Opération Epervier: nouvelles révélations dans l’affaire Nkoto Emane
Un rapport du Contrôle supérieur de l’Etat commandité par Ferdinand Ngoh Ngoh fait état d’irrégularités dans le marché de mise sur pied de l’annuaire officiel des abonnés au téléphone, attribué par Camtel au groupe Anypol en 2010. L’aval de Paul Biya attendu, avant l’arrestation de l’ex-Dg de Camtel.
Le mardi 16 avril dernier, l’ex-Directeur général de la Cameroon Telecommunications (Camtel), David Nkoto Emane, était une nouvelle fois devant les enquêteurs du Tribunal criminel spécial (Tcs), à Yaoundé. Il y est de nouveau attendu cette semaine et, contrairement aux rumeurs qui l’annonçaient en fuite vers la Guinée équatoriale, il est à son domicile de Bastos à Yaoundé. En plus du dossier Mobile Communication Network (MCN), le projet de développement de la 4G piloté par Boris Judicaël Nganou, le fils de l’actuel ministre des Travaux publics (Mintp), Emmanuel Nganou Djoumessi, dans lequel Nkoto Emane est entendu comme témoin, apprend-on de sources autorisées, l’ex-patron de Camtel est appelé à se justifier sur le marché de l’annuaire officiel des abonnés au téléphone. Ce marché d’environ 1 milliard Fcfa selon des sources proches du dossier, attribué au groupe Anypol en 2010, avait été livré en novembre 2013, soit près de quatre ans après. Il est donc reproché à Nkoto Emane d’avoir payé entièrement cette prestation sans avoir appliqué des sanctions vis-à-vis du prestataire, qui n’a pas respecté le délai contractuel de deux ans.
L’enquête du Contrôle supérieur de l’Etat (Consupe) qui aboutit à ces conclusions remonte à 2017, et a été commanditée par le secrétaire général de la présidence de la République (Sg/Pr), Ferdinand Ngoh Ngoh. Une première mission de la même institution avait séjourné à Camtel en 2015, laquelle avait relevé des irrégularités dans le cadre du paiement des honoraires des différents responsables ayant réalisé l’étude de faisabilité de la 4G au Cameroun. Les enquêteurs avaient alors conclu à des fautes de gestion ayant causé un préjudice financier qui se chiffrerait à plusieurs milliards Fcfa à Camtel. Le rapport publié en 2016 faisait état de dépenses non justifiées de l’ordre de 4 milliards Fcfa environ dans les comptes de Camtel. Dans le même document qui couvrait six exercices budgétaires (2010-2015), les enquêteurs avaient noté que le top management de l’opérateur public des télécommunications s’était octroyé des avantages indus d’un montant de 453 millions Fcfa, sans compter un certain nombre d’irrégularités constatées sur le paiement des frais de missions. Celles-ci auraient fait perdre jusqu’à 370 millions Fcfa à l’entreprise. Envoyé au palais et soumis à l’appréciation du président de la République, le dossier avait été jugé excessif et rejeté par Paul Biya.
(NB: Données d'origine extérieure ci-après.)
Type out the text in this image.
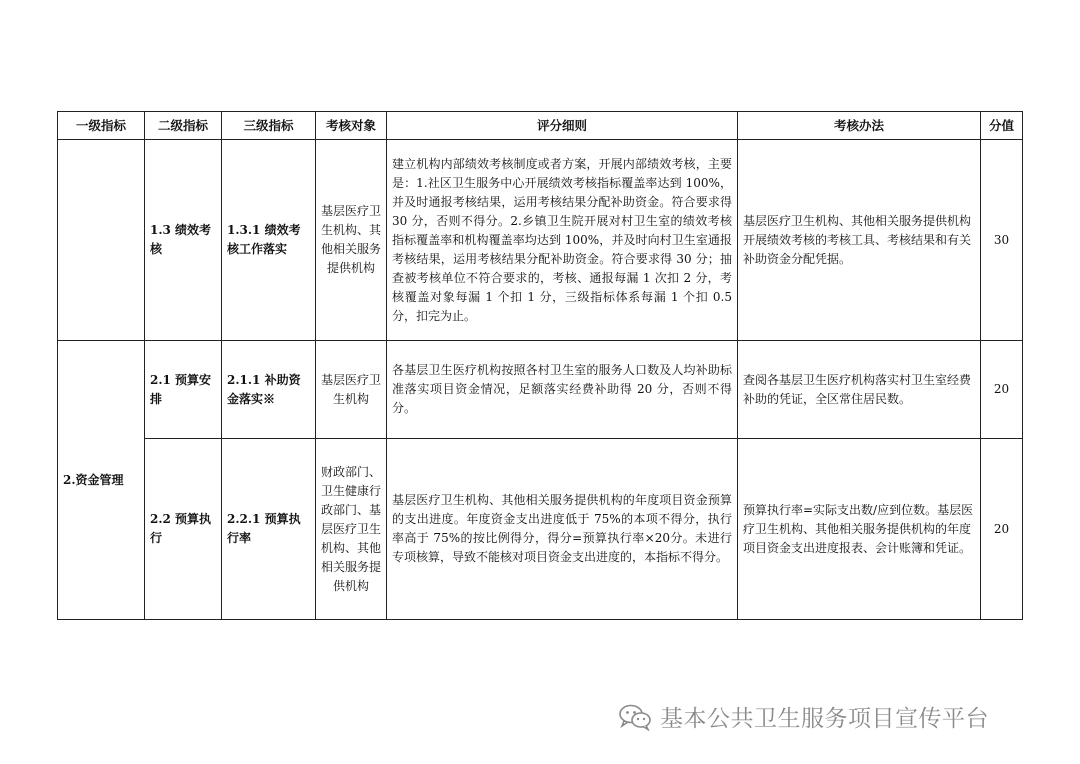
一级指标	二级指标	三级指标	考核对象	评分细则	考核办法	分值
	1.3 绩效考核	1.3.1 绩效考核工作落实	基层医疗卫生机构、其他相关服务提供机构	建立机构内部绩效考核制度或者方案，开展内部绩效考核，主要是：1.社区卫生服务中心开展绩效考核指标覆盖率达到 100%，并及时通报考核结果，运用考核结果分配补助资金。符合要求得 30 分，否则不得分。2.乡镇卫生院开展对村卫生室的绩效考核指标覆盖率和机构覆盖率均达到 100%，并及时向村卫生室通报考核结果，运用考核结果分配补助资金。符合要求得 30 分；抽查被考核单位不符合要求的，考核、通报每漏 1 次扣 2 分，考核覆盖对象每漏 1 个扣 1 分，三级指标体系每漏 1 个扣 0.5 分，扣完为止。	基层医疗卫生机构、其他相关服务提供机构开展绩效考核的考核工具、考核结果和有关补助资金分配凭据。	30
2.资金管理	2.1 预算安排	2.1.1 补助资金落实※	基层医疗卫生机构	各基层卫生医疗机构按照各村卫生室的服务人口数及人均补助标准落实项目资金情况，足额落实经费补助得 20 分，否则不得分。	查阅各基层卫生医疗机构落实村卫生室经费补助的凭证，全区常住居民数。	20
	2.2 预算执行	2.2.1 预算执行率	财政部门、卫生健康行政部门、基层医疗卫生机构、其他相关服务提供机构	基层医疗卫生机构、其他相关服务提供机构的年度项目资金预算的支出进度。年度资金支出进度低于 75%的本项不得分，执行率高于 75%的按比例得分，得分=预算执行率×20分。未进行专项核算，导致不能核对项目资金支出进度的，本指标不得分。	预算执行率=实际支出数/应到位数。基层医疗卫生机构、其他相关服务提供机构的年度项目资金支出进度报表、会计账簿和凭证。	20
基本公共卫生服务项目宣传平台
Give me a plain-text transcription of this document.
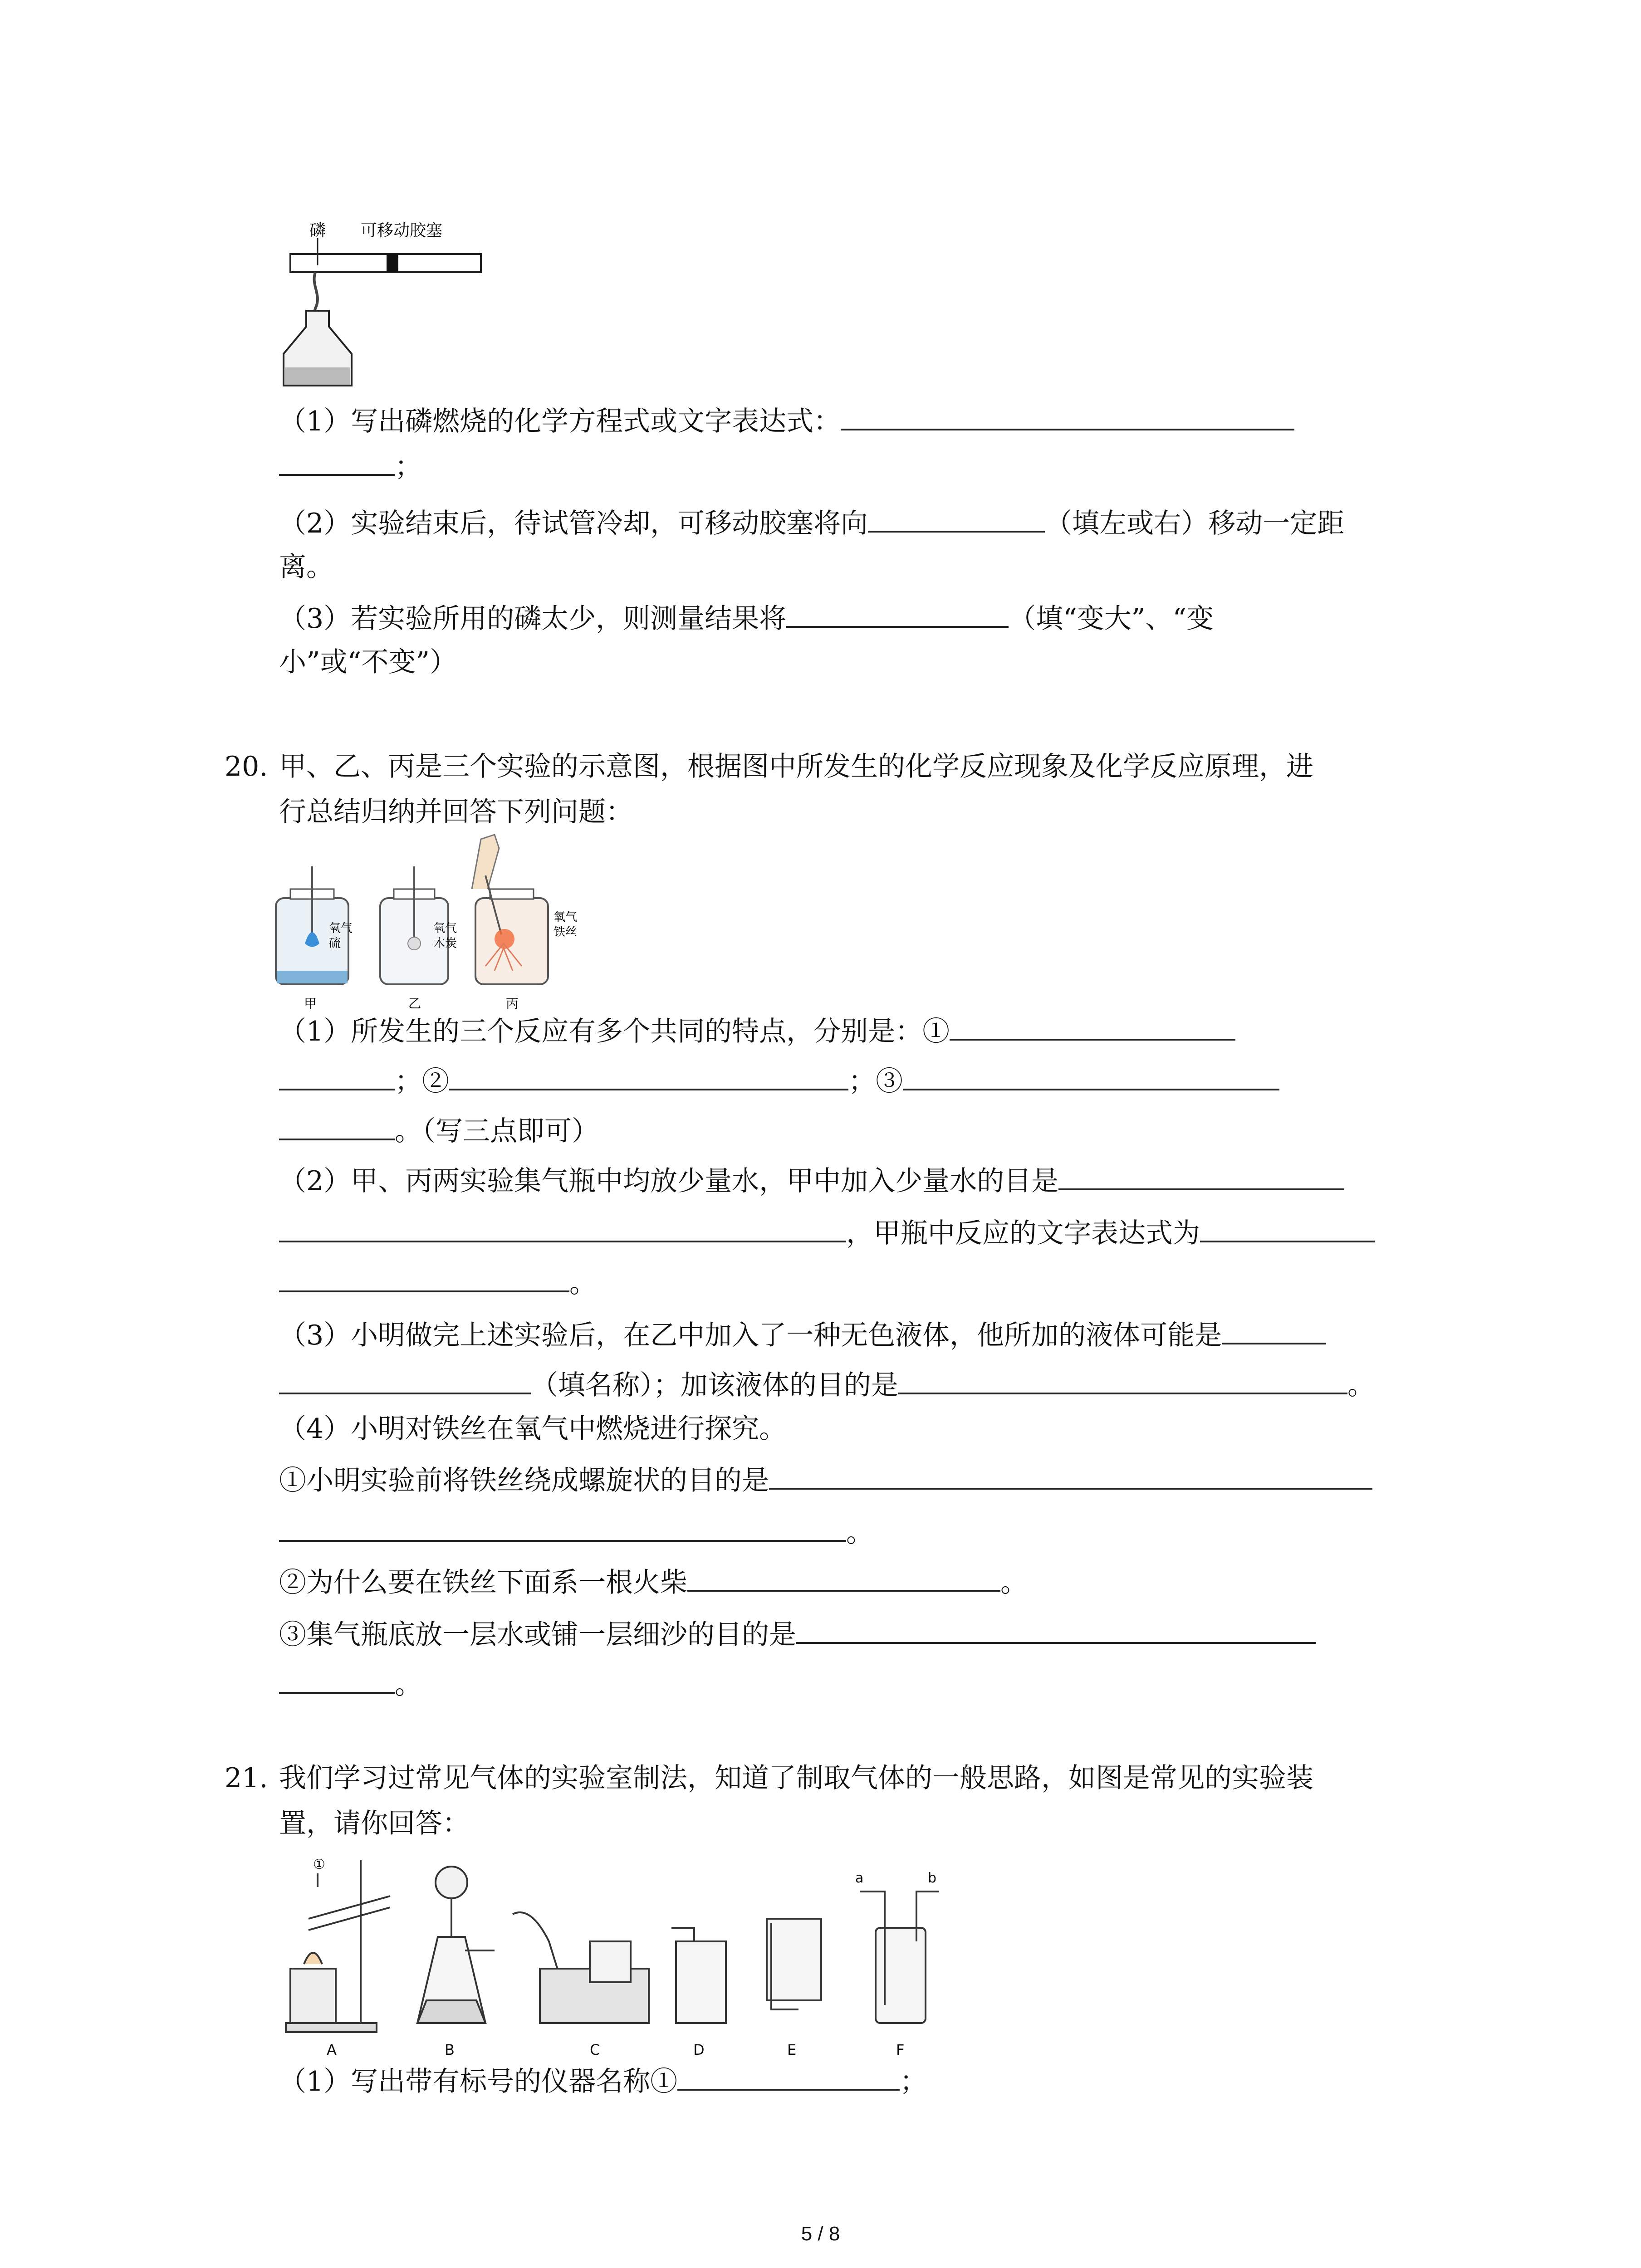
磷 可移动胶塞
（1）写出磷燃烧的化学方程式或文字表达式：
；
（2）实验结束后，待试管冷却，可移动胶塞将向	（填左或右）移动一定距
离。
（3）若实验所用的磷太少，则测量结果将	（填“变大”、“变
小”或“不变”）
20. 甲、乙、丙是三个实验的示意图，根据图中所发生的化学反应现象及化学反应原理，进
行总结归纳并回答下列问题：
氧气
硫
甲
氧气
木炭
乙
氧气
铁丝
丙
（1）所发生的三个反应有多个共同的特点，分别是：①
；②	；③
。（写三点即可）
（2）甲、丙两实验集气瓶中均放少量水，甲中加入少量水的目是
，甲瓶中反应的文字表达式为
。
（3）小明做完上述实验后，在乙中加入了一种无色液体，他所加的液体可能是
（填名称）；加该液体的目的是	。
（4）小明对铁丝在氧气中燃烧进行探究。
①小明实验前将铁丝绕成螺旋状的目的是
。
②为什么要在铁丝下面系一根火柴	。
③集气瓶底放一层水或铺一层细沙的目的是
。
21. 我们学习过常见气体的实验室制法，知道了制取气体的一般思路，如图是常见的实验装
置，请你回答：
①
A	B	C	D	E
a	b
F
（1）写出带有标号的仪器名称①	；
5 / 8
Sans l’avis du chef de l’Etat, Ferdinand Ngoh Ngoh avait décidé d’envoyer une autre mission dans cette entreprise, laquelle est en grande partie à l’origine des auditions en cours de l’ex-Dg. Limogé de Camtel en décembre 2018, David Nkoto Emane, proche parmi les proches de l’ancien directeur du cabinet civil de la présidence, Martin Belinga Eboutou, aujourd’hui à la réserve de la République, serait-il victime de sa proximité avec cet ancien ponte ? La collaboration entre Belinga Eboutou et Ferdinand Ngoh Ngoh au palais de l’Unité entre le 09 décembre 2011 et le 03 mars 2018 aura été des plus sulfureuses. Aujourd’hui en position de force, le Sg/Pr qu’on présente comme le principal commanditaire de l’arrestation de l’ancien ministre de la Défense, Edgard Alain Mebe Ngo’o, serait déterminé à défaire le réseau Belinga. Seulement, après Mebe Ngo’o qui est un de ses proches parents, Paul Biya acceptera-t-il l’emprisonnement d’une autre de ses élites en moins de trois mois ? En effet, David Nkoto Emane est la première personnalité politique du Rdpc dans l’arrondissement de Meyomessala, auquel appartient Mvomeka’a, le village du chef de l’Etat.